Em um seminário de fisiologia há 35 anos passados o nosso velho professor se dirigiu aos últimos 6 alunos que demoravam a sair da sala depois de encerrada a aula.

– Deixo a vocês um breve conselho: depois de se formarem em nenhuma hipótese façam greve.

Caminhando em direção ao bar pelos corredores da velha faculdade de Medicina debatemos o conselho do mestre. Metade de nós pensava que ele se referia a uma questão ética sobre a medicina e a saúde. Não caberia àqueles que cuidam do mais nobre objetivo – a vida e sua manutenção – paralisar o seu ofício por razões corporativas. Não seria moralmente lícito impedir o acesso à cura ou ao alívio dos sofrimentos apenas por dinheiro. “Está no código e no juramento!!”, diziam. A outra metade achava que ele se referia à inutilidade da greve como mecanismo de pressão em uma área repleta de representantes das elites e da burguesia diplomada. “Greve de janotinhas engravatados?”, diziam os outros, fazendo muxoxo.

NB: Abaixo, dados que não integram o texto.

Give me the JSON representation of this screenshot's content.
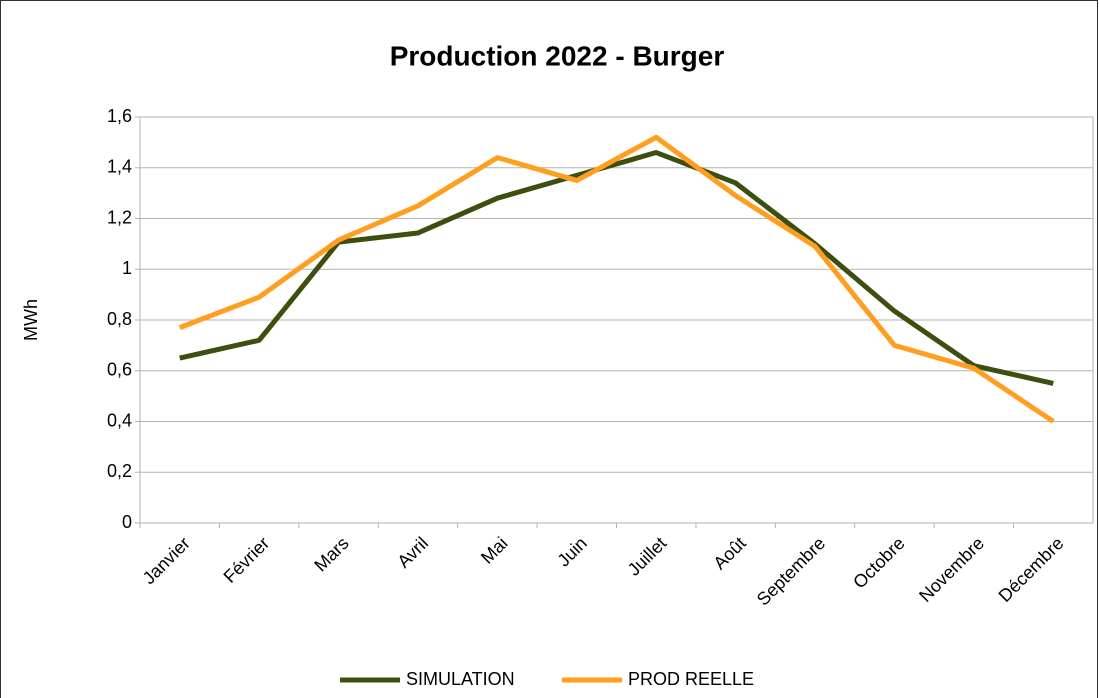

Na semana seguinte aguardei o fim da aula e, não aguentando mais a dúvida, resolvi perguntar ao professor a razão para o seu rechaço aos movimentos paredistas na área da saúde. Expliquei a ele que metade de nós achava que sua manifestação se referia a uma questão ética e outra metade à dificuldade de mobilizar e manter uma greve com representantes da burguesia. Uma disputa, em última análise, entre o idealismo e o materialismo.

Diante da minha pergunta inusitada e fora do escopo da aula recém terminada, o velho mestre soltou uma risada e explicou.

– Nenhuma das duas. A razão é meramente estratégica.

– Como assim? perguntei…

– Ora, meu caro, quando os médicos entram em greve os pacientes melhoram. Quer propaganda pior do que esta?

Este foi meu primeiro contato com a Medicina Quaternária, muitos anos antes de se tornar modinha.